The second thing you’ll take away from the book are examples of what friendship actually looks like. Particularly, you’ll see what friendships looks like in the life of Paul. Holland justifies his use of examples in the following way:
“If we truly want to fix our relationships and have our relationships fulfill their intended purpose, we need an example in which to look. The famous agrarian and short story writer Wendell Berry once said, ‘It is not from ourselves that we learn to be better than we are.’ We need an example to demonstrate to us how to live. Imagine that you never saw a football game in your entire life. It would not be likely that you would ever become a football player. Imagine now that you had Peyton Manning come teach you about football and train you how to play the game. The chances of you growing in your knowledge and ability to play football would increase dramatically.”
In my mind, this is where the book really pays off! Many who grew up in evangelical circles have been burned by “exemplar” models of preaching. We were taught to identify with the hero of a given story, and left church knowing we were supposed to “try harder,” but not really knowing how. In reaction, the current emphasis is (rightly!) to see Jesus as the hero of every story. Once we understand that Christ is the “better David,” we’re then motivated to obey out of love and gratitude, not out of a folksy “pull yourself up by your bootstraps” mentality.
While this is all well and good, we must not become more biblical than the Bible.
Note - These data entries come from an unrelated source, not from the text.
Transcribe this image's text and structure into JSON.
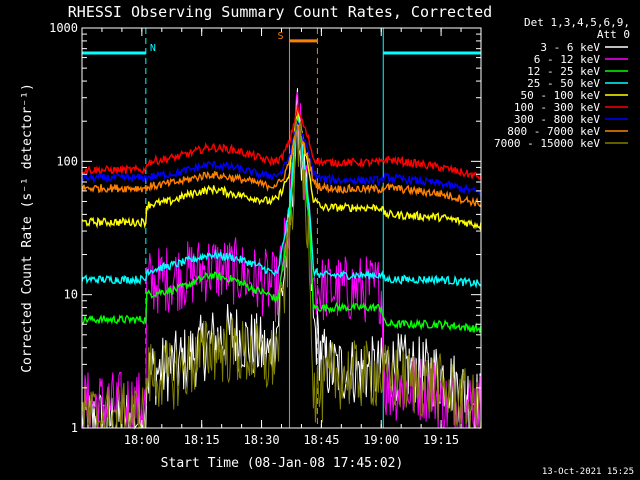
{
  "chart_data": {
    "type": "line",
    "title": "RHESSI Observing Summary Count Rates, Corrected",
    "xlabel": "Start Time (08-Jan-08 17:45:02)",
    "ylabel": "Corrected Count Rate (s⁻¹ detector⁻¹)",
    "x_unit": "minutes since 17:45:02",
    "xlim": [
      0,
      100
    ],
    "ylim": [
      1,
      1000
    ],
    "yscale": "log",
    "x_ticks": [
      {
        "t": 15,
        "label": "18:00"
      },
      {
        "t": 30,
        "label": "18:15"
      },
      {
        "t": 45,
        "label": "18:30"
      },
      {
        "t": 60,
        "label": "18:45"
      },
      {
        "t": 75,
        "label": "19:00"
      },
      {
        "t": 90,
        "label": "19:15"
      }
    ],
    "y_ticks": [
      {
        "v": 1,
        "label": "1"
      },
      {
        "v": 10,
        "label": "10"
      },
      {
        "v": 100,
        "label": "100"
      },
      {
        "v": 1000,
        "label": "1000"
      }
    ],
    "legend": {
      "header": [
        "Det 1,3,4,5,6,9,",
        "Att 0"
      ],
      "placement": "right"
    },
    "series": [
      {
        "name": "3 - 6 keV",
        "color": "#ffffff",
        "x": [
          0,
          16,
          16,
          24,
          33,
          38,
          43,
          47,
          49,
          52,
          54,
          57,
          58,
          60,
          62,
          68,
          75,
          76,
          90,
          100
        ],
        "y": [
          1.1,
          1.2,
          2.5,
          3,
          4.5,
          5,
          4.2,
          3.5,
          6,
          30,
          200,
          30,
          6,
          3.5,
          2.8,
          2.7,
          2.7,
          3,
          2.5,
          1.5
        ]
      },
      {
        "name": "6 - 12 keV",
        "color": "#ff00ff",
        "x": [
          0,
          16,
          16,
          20,
          26,
          32,
          38,
          43,
          47,
          49,
          52,
          54,
          57,
          58,
          60,
          65,
          70,
          75,
          76,
          88,
          90,
          100
        ],
        "y": [
          1.5,
          1.5,
          12,
          13,
          14,
          16,
          15,
          13,
          12,
          11,
          35,
          250,
          35,
          12,
          11,
          11,
          11,
          11,
          2,
          2,
          1.5,
          1.5
        ]
      },
      {
        "name": "12 - 25 keV",
        "color": "#00ff00",
        "x": [
          0,
          16,
          16,
          24,
          32,
          38,
          43,
          47,
          49,
          52,
          54,
          57,
          58,
          60,
          65,
          75,
          76,
          90,
          100
        ],
        "y": [
          6.5,
          6.5,
          10,
          11,
          14,
          13,
          11,
          10,
          9,
          35,
          250,
          35,
          8,
          8,
          8,
          8,
          6,
          6,
          5.5
        ]
      },
      {
        "name": "25 - 50 keV",
        "color": "#00ffff",
        "x": [
          0,
          16,
          16,
          24,
          32,
          38,
          43,
          47,
          49,
          52,
          54,
          57,
          58,
          60,
          65,
          75,
          76,
          90,
          100
        ],
        "y": [
          13,
          13,
          15,
          17,
          20,
          19,
          17,
          15,
          14,
          45,
          250,
          45,
          15,
          14,
          14,
          14,
          13,
          13,
          12
        ]
      },
      {
        "name": "50 - 100 keV",
        "color": "#ffff00",
        "x": [
          0,
          16,
          16,
          22,
          28,
          33,
          38,
          43,
          47,
          49,
          52,
          54,
          57,
          58,
          60,
          65,
          75,
          76,
          90,
          100
        ],
        "y": [
          35,
          35,
          47,
          50,
          58,
          62,
          57,
          53,
          50,
          52,
          80,
          250,
          80,
          52,
          45,
          45,
          45,
          40,
          38,
          33
        ]
      },
      {
        "name": "100 - 300 keV",
        "color": "#ff0000",
        "x": [
          0,
          16,
          16,
          24,
          32,
          38,
          43,
          46,
          48,
          50,
          52,
          54,
          57,
          58,
          60,
          65,
          75,
          76,
          90,
          100
        ],
        "y": [
          86,
          86,
          98,
          108,
          128,
          122,
          110,
          102,
          100,
          105,
          140,
          250,
          140,
          105,
          98,
          98,
          98,
          104,
          90,
          76
        ]
      },
      {
        "name": "300 - 800 keV",
        "color": "#0000ff",
        "x": [
          0,
          16,
          16,
          24,
          32,
          38,
          43,
          46,
          48,
          50,
          52,
          54,
          57,
          58,
          60,
          65,
          75,
          76,
          90,
          100
        ],
        "y": [
          75,
          75,
          76,
          82,
          95,
          90,
          82,
          78,
          78,
          82,
          110,
          200,
          110,
          82,
          74,
          72,
          72,
          76,
          68,
          58
        ]
      },
      {
        "name": "800 - 7000 keV",
        "color": "#ff8000",
        "x": [
          0,
          16,
          16,
          24,
          32,
          38,
          43,
          46,
          48,
          50,
          52,
          54,
          57,
          58,
          60,
          65,
          75,
          76,
          90,
          100
        ],
        "y": [
          63,
          63,
          64,
          70,
          80,
          75,
          70,
          66,
          66,
          70,
          100,
          180,
          100,
          70,
          64,
          62,
          62,
          64,
          57,
          48
        ]
      },
      {
        "name": "7000 - 15000 keV",
        "color": "#808000",
        "x": [
          0,
          16,
          16,
          24,
          32,
          38,
          43,
          47,
          49,
          52,
          54,
          57,
          58,
          60,
          62,
          68,
          75,
          76,
          90,
          100
        ],
        "y": [
          1.2,
          1.2,
          2.5,
          2.5,
          4,
          3.8,
          3.5,
          3,
          4,
          25,
          180,
          25,
          2,
          1.8,
          2.5,
          2.5,
          2.5,
          2.4,
          2,
          1.3
        ]
      }
    ],
    "markers": [
      {
        "label": "N",
        "color": "#00ffff",
        "x_start": 0,
        "x_end": 16,
        "y": 650
      },
      {
        "label": "N",
        "color": "#00ffff",
        "x_start": 75.5,
        "x_end": 100,
        "y": 650
      },
      {
        "label": "S",
        "color": "#ff8000",
        "x_start": 52,
        "x_end": 59,
        "y": 800
      }
    ],
    "vlines": [
      {
        "x": 16,
        "color": "#00ffff",
        "style": "dashed"
      },
      {
        "x": 75.5,
        "color": "#00ffff",
        "style": "solid"
      },
      {
        "x": 100,
        "color": "#00ffff",
        "style": "dashed"
      },
      {
        "x": 52,
        "color": "#ff8000",
        "style": "solid"
      },
      {
        "x": 59,
        "color": "#ff8000",
        "style": "dashed"
      }
    ]
  },
  "timestamp": "13-Oct-2021 15:25"
}
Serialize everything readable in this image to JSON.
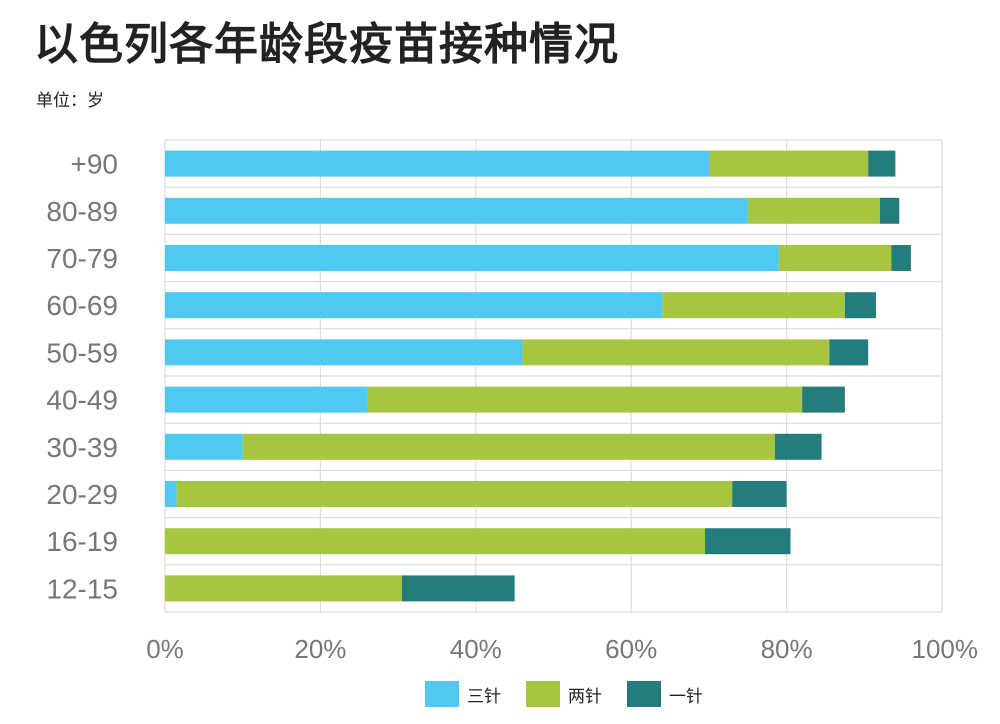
{
  "title": "以色列各年龄段疫苗接种情况",
  "unit_label": "单位：岁",
  "chart_data": {
    "type": "bar",
    "orientation": "horizontal",
    "stacked": true,
    "categories": [
      "+90",
      "80-89",
      "70-79",
      "60-69",
      "50-59",
      "40-49",
      "30-39",
      "20-29",
      "16-19",
      "12-15"
    ],
    "series": [
      {
        "name": "三针",
        "color": "#4fc8f2",
        "values": [
          70,
          75,
          79,
          64,
          46,
          26,
          10,
          1.5,
          0,
          0
        ]
      },
      {
        "name": "两针",
        "color": "#a6c642",
        "values": [
          20.5,
          17,
          14.5,
          23.5,
          39.5,
          56,
          68.5,
          71.5,
          69.5,
          30.5
        ]
      },
      {
        "name": "一针",
        "color": "#257c7c",
        "values": [
          3.5,
          2.5,
          2.5,
          4,
          5,
          5.5,
          6,
          7,
          11,
          14.5
        ]
      }
    ],
    "xlim": [
      0,
      100
    ],
    "xticks": [
      "0%",
      "20%",
      "40%",
      "60%",
      "80%",
      "100%"
    ],
    "grid": true,
    "legend_position": "bottom"
  }
}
Or, as my mom might say, we shouldn’t be “too smart for our own britches.” The Bible is full of fallen, yet worthy characters who we are called to emulate (just read Hebrews 11!).
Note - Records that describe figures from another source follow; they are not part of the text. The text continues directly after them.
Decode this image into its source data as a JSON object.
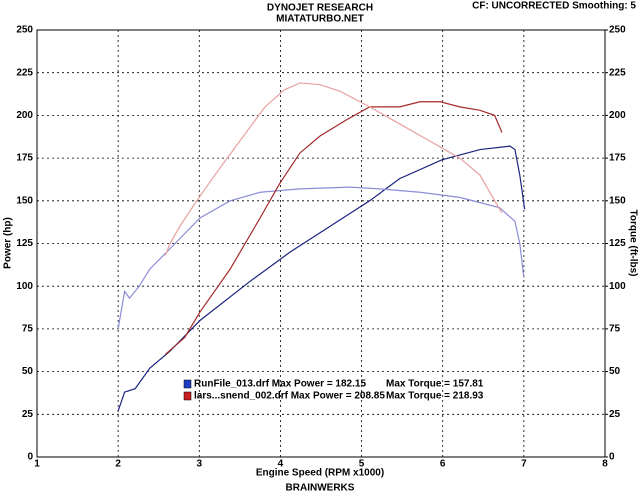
{
  "chart_data": {
    "type": "line",
    "title": "DYNOJET RESEARCH",
    "subtitle": "MIATATURBO.NET",
    "settings_text": "CF: UNCORRECTED  Smoothing: 5",
    "footer": "BRAINWERKS",
    "x_label": "Engine Speed (RPM x1000)",
    "y_label": "Power (hp)",
    "y2_label": "Torque (ft-lbs)",
    "xlim": [
      1,
      8
    ],
    "xticks": [
      1,
      2,
      3,
      4,
      5,
      6,
      7,
      8
    ],
    "ylim": [
      0,
      250
    ],
    "yticks": [
      0,
      25,
      50,
      75,
      100,
      125,
      150,
      175,
      200,
      225,
      250
    ],
    "y2lim": [
      0,
      250
    ],
    "y2ticks": [
      0,
      25,
      50,
      75,
      100,
      125,
      150,
      175,
      200,
      225,
      250
    ],
    "grid": true,
    "series": [
      {
        "color": "#1a237e",
        "axis": "y",
        "x": [
          2.0,
          2.08,
          2.21,
          2.39,
          2.64,
          3.01,
          3.63,
          4.12,
          4.61,
          5.1,
          5.47,
          5.99,
          6.46,
          6.83,
          6.89,
          6.95,
          7.01
        ],
        "values": [
          27,
          38,
          40,
          52,
          62,
          80,
          103,
          120,
          135,
          150,
          163,
          174,
          180,
          182,
          180,
          165,
          145
        ]
      },
      {
        "color": "#8c8cd8",
        "axis": "y2",
        "x": [
          2.0,
          2.08,
          2.14,
          2.26,
          2.39,
          2.64,
          3.01,
          3.38,
          3.75,
          4.24,
          4.86,
          5.22,
          5.72,
          6.21,
          6.7,
          6.89,
          6.95,
          7.0
        ],
        "values": [
          75,
          97,
          93,
          100,
          110,
          122,
          140,
          150,
          155,
          157,
          158,
          157,
          155,
          152,
          146,
          138,
          125,
          105
        ]
      },
      {
        "color": "#a52a2a",
        "axis": "y",
        "x": [
          2.58,
          2.82,
          3.01,
          3.38,
          3.75,
          3.99,
          4.24,
          4.49,
          4.8,
          5.1,
          5.47,
          5.72,
          5.97,
          6.21,
          6.46,
          6.64,
          6.73
        ],
        "values": [
          60,
          70,
          85,
          110,
          140,
          160,
          178,
          188,
          197,
          205,
          205,
          208,
          208,
          205,
          203,
          200,
          190
        ]
      },
      {
        "color": "#e8a0a0",
        "axis": "y2",
        "x": [
          2.58,
          2.64,
          2.76,
          2.94,
          3.19,
          3.5,
          3.81,
          4.05,
          4.24,
          4.49,
          4.74,
          5.1,
          5.47,
          5.84,
          6.21,
          6.46,
          6.64,
          6.73
        ],
        "values": [
          118,
          125,
          135,
          148,
          165,
          185,
          205,
          215,
          219,
          218,
          214,
          205,
          195,
          185,
          175,
          165,
          150,
          143
        ]
      }
    ],
    "legend": [
      {
        "color": "#1f3cc8",
        "label": "RunFile_013.drf Max Power = 182.15",
        "torque_label": "Max Torque = 157.81"
      },
      {
        "color": "#c82020",
        "label": "lars...snend_002.drf Max Power = 208.85",
        "torque_label": "Max Torque = 218.93"
      }
    ]
  }
}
It’s not easy to apply character studies in a Christocentric way, yet that’s exactly what Holland does! From Tychicus, to Onesimus, to John Mark, to Epaphras, to Luke, to Demas, Holland shows how Paul’s various friendships can serve as a model, an example of how to live out gospel-centered friendship.
Lastly, you will take away various “tips” on how to live out redeemed friendships. While I didn’t do a verse count, I suspect there were more references from Proverbs than any other book. In fact, the whole book has a “proverbial” feel to it. Said differently, it drips with wisdom. As one example, take the theme of vulnerability. Below are three passages related to vulnerability which will give you a taste for the practical flavor of the whole book:
“Forgiveness within our friendships is not about righting the wrong, but it is about lavishly pouring out the love of Christ, even when it is at our own expense.”
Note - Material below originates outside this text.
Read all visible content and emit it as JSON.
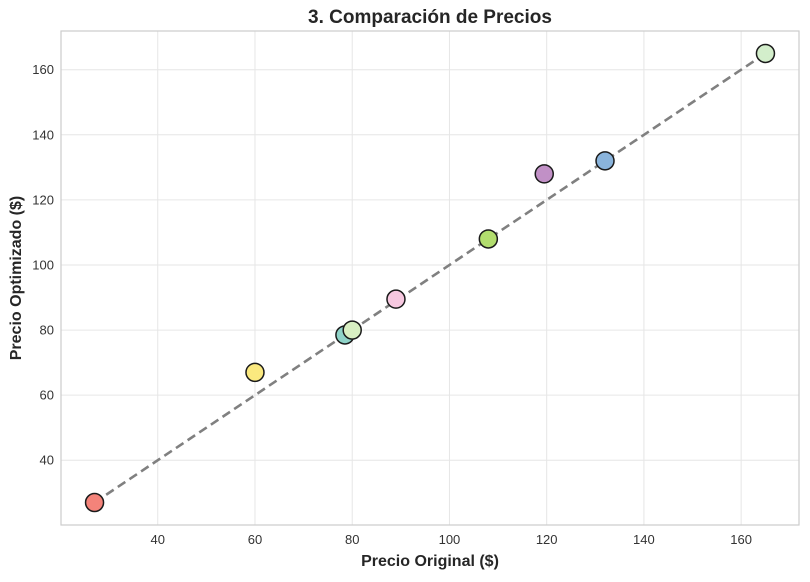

“In Paul’s list here of his friends, he has two friends now that have abandoned him. How can you tell whether one of your friends is going to be a John Mark (a friend that leaves and comes back) or a Demas (a friend that leaves you and never returns)? You can’t! So, should we shut the door on any friendship in fear that they may abandon us or hurt us? No! Paul models for us how living on the other side of the cross calls for believers to take risks with others. Sometimes you are going to get hurt.”
“Paul’s life and ministry are a testimony to others willing to take a risk on him. Paul went from killing Christians to being one. I imagine that Christians were not lining up to have him over for dinner shortly after his conversion. Rather than being safe, take risks for the sake of the gospel. Rather than leaving the church because you have been hurt, stay and be an agent of change. You may get hurt along the way, but the joy of seeing others transformed will far outweigh any pain that you may receive.”
In the end, Holland has written a fresh, readable, biblical, winsome book on friendship. While I’d recommend it to anyone, I especially think it’d be useful in a small group setting.